Hong Kong lawmakers will vote on kicking localist Cheng Chung-tai from the chamber, after a panel found he breached his oath of office by turning small replica Chinese and city flags upside down at a meeting two years ago.
The censure motion, which could come as early as next month, was unlikely to get the required backing of two-thirds of Legislative Council members present and voting.
The seven-member investigation committee, comprising only pro-Beijing legislators, released its report on Wednesday after a 13-month probe and hearings during which five lawmakers, including Ted Hui Chi-fung from the opposition Democratic Party, and two Legco staff members testified.
The report concluded that Cheng’s “conduct of openly and deliberately humiliating the national flag and regional flag constitutes both a breach of oath and misbehaviour”.
It went on: “[The investigation committee] condemns Dr Cheng’s conduct, and comes to the unanimous view that the facts as established constitute grounds for the censure of Dr Cheng.”
The finding will lead to a motion to censure Cheng, which, if passed, would remove him from his seat.
Committee chairman Priscilla Leung Mei-fun dismissed claims that the investigation might not have been fair, having been conducted only by pro-government lawmakers.
“We welcome all Legco members to join and we also invite the opposition camp lawmakers to express views [in hearings], but they chose not to do so,” she said.
Any Legco member is free to nominate a colleague to sit on censure committees, but pan-democrats chose to boycott the process in this instance.
Leung added: “We hope to be able to set a standard that can meet the public expectation that legislators should be serious about our job. Legislators should not act in a childish manner, and it is wrong to insult our country in the chamber during a meeting.”

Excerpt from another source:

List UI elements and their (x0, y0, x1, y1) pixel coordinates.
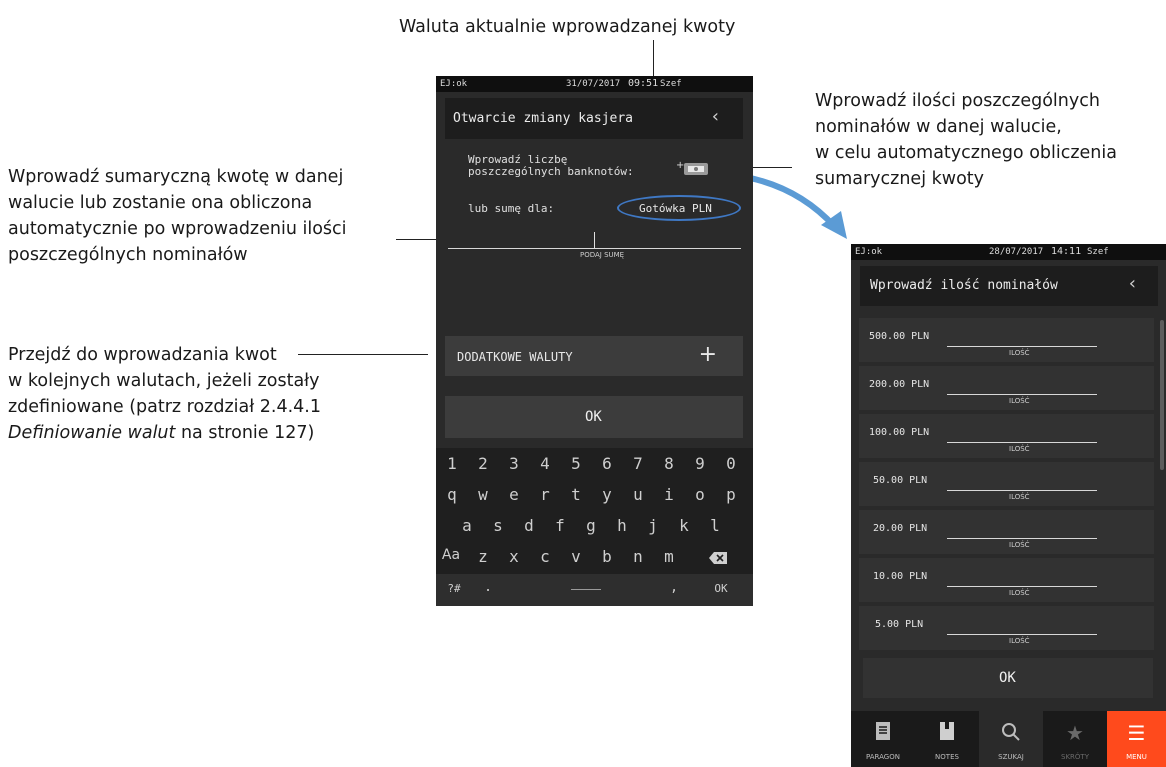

She would not comment on how members would vote during the censure motion, which she estimated could be tabled at Legco as early as May 9. She said: “Whether the censure motion can get passed or not is not the committee’s major concern. How members will vote is their own decision. But we are of the view that the public will not support a lawmaker who would insult his own country.”
On October 19, 2016, lawmakers from the pro-establishment Democratic Alliance for the Betterment and Progress of Hong Kong put the miniature flags on their desks in the chamber, to protest against several pro-independence members’ bids to retake their oaths, which had previously been ruled invalid. Cheng upended the flags after pro-government members left the chamber to prevent the retaking.
Cheng had argued his intention was just to poke fun at the pro-establishment camp for their “cheap display of patriotism”.
The legislator, who declined to testify at committee hearings, on Wednesday criticised the investigation as “political persecution”. He said: “My act was to express discontent with the pro-establishment camp’s walkout that day. The pro-establishment members leaving the flags behind unattended was not a patriotic move either.”
He also said he was not too worried and did not expect a censure motion to come any time soon, given legislators had to deal with the controversial bill for border control arrangements at the high-speed rail line to mainland China.
The investigation committee said its conclusion had taken into account the court ruling from September 2017, when Cheng was found guilty of desecrating the national and Hong Kong flags and fined HK$5,000.
In December 2016, pro-government legislator Paul Tse Wai-chun offered a motion to censure Cheng for his antics.
Cheng was also set to lose his job as a lecturer at Polytechnic University in disciplinary action over his desecration conviction. The legislator, who completed a bachelor’s degree at PolyU before a doctorate at Peking University, is part-time at PolyU, teaching classes on contemporary Chinese society and popular culture.
He became the first member of his party, Civic Passion, to enter Legco during the 2016 elections.